Proteomic analysis of proteins responsive to drought and low temperature stress in a hard red spring wheat cultivar

Drought stress is becoming more prevalent with global warming, and has been shown to have large effects on gluten proteins linked to wheat bread making quality. Likewise, low temperature stress can detrimentally affect proteins in wheat. This study was done to determine the differential expression of high molecular weight (HMW) gluten proteins in a drought and low temperature stressed high quality hard red spring wheat cultivar (PAN3478), against a control. The three treatments were applied in the greenhouse when the main tillers of each pot were at the soft dough stage, on 15 pots per replication, three replications and three plants per pot for each treatment.

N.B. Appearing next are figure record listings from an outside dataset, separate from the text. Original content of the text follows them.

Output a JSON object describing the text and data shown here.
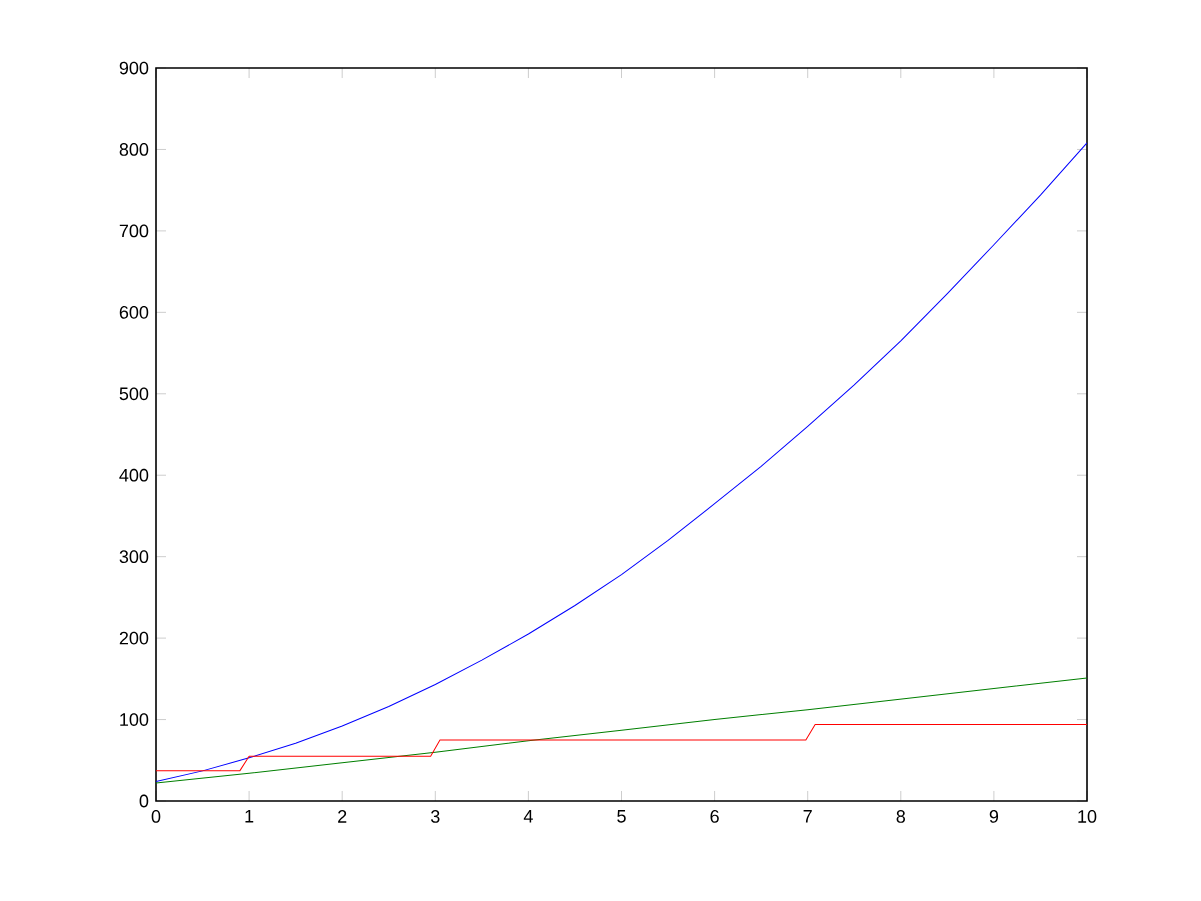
{
  "chart_data": {
    "type": "line",
    "xlim": [
      0,
      10
    ],
    "ylim": [
      0,
      900
    ],
    "xticks": [
      0,
      1,
      2,
      3,
      4,
      5,
      6,
      7,
      8,
      9,
      10
    ],
    "yticks": [
      0,
      100,
      200,
      300,
      400,
      500,
      600,
      700,
      800,
      900
    ],
    "grid": false,
    "marker": "none",
    "line_style": "solid",
    "series": [
      {
        "color": "#0000ff",
        "x": [
          0,
          0.5,
          1,
          1.5,
          2,
          2.5,
          3,
          3.5,
          4,
          4.5,
          5,
          5.5,
          6,
          6.5,
          7,
          7.5,
          8,
          8.5,
          9,
          9.5,
          10
        ],
        "values": [
          24,
          37,
          53,
          71,
          92,
          116,
          143,
          173,
          205,
          240,
          278,
          320,
          365,
          411,
          460,
          511,
          565,
          623,
          683,
          744,
          808
        ]
      },
      {
        "color": "#007f00",
        "x": [
          0,
          1,
          2,
          3,
          4,
          5,
          6,
          7,
          8,
          9,
          10
        ],
        "values": [
          22,
          34,
          47,
          60,
          74,
          87,
          100,
          112,
          125,
          138,
          151
        ]
      },
      {
        "color": "#ff0000",
        "x": [
          0,
          0.9,
          1.0,
          2.95,
          3.05,
          6.98,
          7.08,
          10
        ],
        "values": [
          37,
          37,
          55,
          55,
          75,
          75,
          94,
          94
        ]
      }
    ]
  }
}
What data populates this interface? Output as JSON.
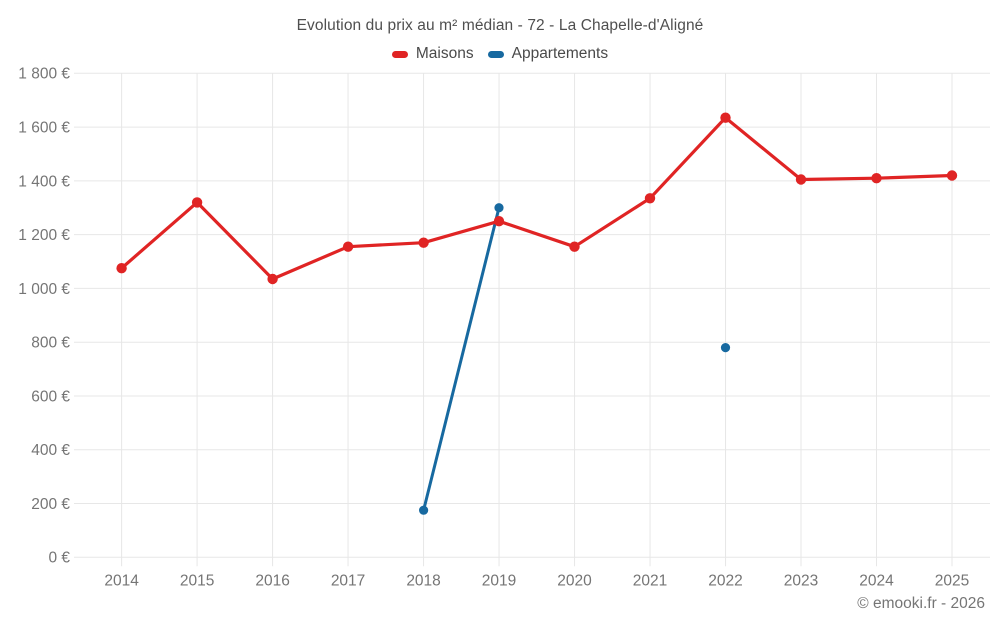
{
  "footer": {
    "copyright": "© emooki.fr - 2026"
  },
  "colors": {
    "maisons": "#e02424",
    "appartements": "#1769a0",
    "gridline": "#e7e7e7",
    "axis_label": "#757575",
    "title_text": "#4f4f4f",
    "legend_text": "#4a4a4a"
  },
  "chart_data": {
    "type": "line",
    "title": "Evolution du prix au m² médian - 72 - La Chapelle-d'Aligné",
    "xlabel": "",
    "ylabel": "",
    "unit": "€",
    "x": [
      2014,
      2015,
      2016,
      2017,
      2018,
      2019,
      2020,
      2021,
      2022,
      2023,
      2024,
      2025
    ],
    "series": [
      {
        "name": "Maisons",
        "color": "#e02424",
        "values": [
          1075,
          1320,
          1035,
          1155,
          1170,
          1250,
          1155,
          1335,
          1635,
          1405,
          1410,
          1420
        ]
      },
      {
        "name": "Appartements",
        "color": "#1769a0",
        "values": [
          null,
          null,
          null,
          null,
          175,
          1300,
          null,
          null,
          780,
          null,
          null,
          null
        ]
      }
    ],
    "ylim": [
      0,
      1800
    ],
    "ytick_values": [
      0,
      200,
      400,
      600,
      800,
      1000,
      1200,
      1400,
      1600,
      1800
    ],
    "ytick_labels": [
      "0 €",
      "200 €",
      "400 €",
      "600 €",
      "800 €",
      "1 000 €",
      "1 200 €",
      "1 400 €",
      "1 600 €",
      "1 800 €"
    ],
    "grid": true,
    "legend_position": "top"
  }
}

Seed of main tillers were bulked and randomly sampled. Removal of gliadins was done with 50% (v/v) 1-propanol. The HMW proteins were then extracted and separated by 2-dimensional gel electrophoresis. Gels were analyzed with SameSpots Progenesis (version 4.6.1.218). The protein spots that had p values lower than 0.05 and fold value equal to or greater than 1.2 were considered significantly differentially expressed. Spots were excised from the gel, digested with trypsin and analysed by mass spectrometry. The proteins were identified by matching the spectra to theoretical data from the Swissprot protein database. There was a 1.3 to 1.8 fold change in 19 protein spots due to the cold treatment. The drought treatment caused 1.3 to 3.8 fold change in 20 spots that were significantly differentially expressed. Two spots, one with matching peptide sequences to HMW glutenin proteins DX5, DY10 and PC256, and one to HMW glutenin protein PW212, were differentially expressed under both drought and cold stress. Other proteins differentially expressed under cold stress included proteins with similar peptides to alpha/beta-gliadin A-IV, fructan 1- exohydrolase w3, a number of HMW-GS P212 and HMW-GS DY12 proteins and HMW-GS DY10, chloroplastic Nad(P)H-quinone oxidoreductase subunit 2 A, alpha/beta-gliadin and low molecular weight-GS PTDUCD1. Under drought stress ATPase, HMW-GS PW212, HMW/GS (HMW subunit 12) and DY10, Ubiquitin and Eukaryotic translation initiation factor isoform 4G-2 were differentially expressed. The HMW glutenins are known to have a large effect on baking quality, and clearly protein spots with similar peptide sequences with especially HMW-GS DY12, PW212, PC256, HMWGS DX5 and DY10 were responsive to cold and drought stress, and could directly influence baking quality.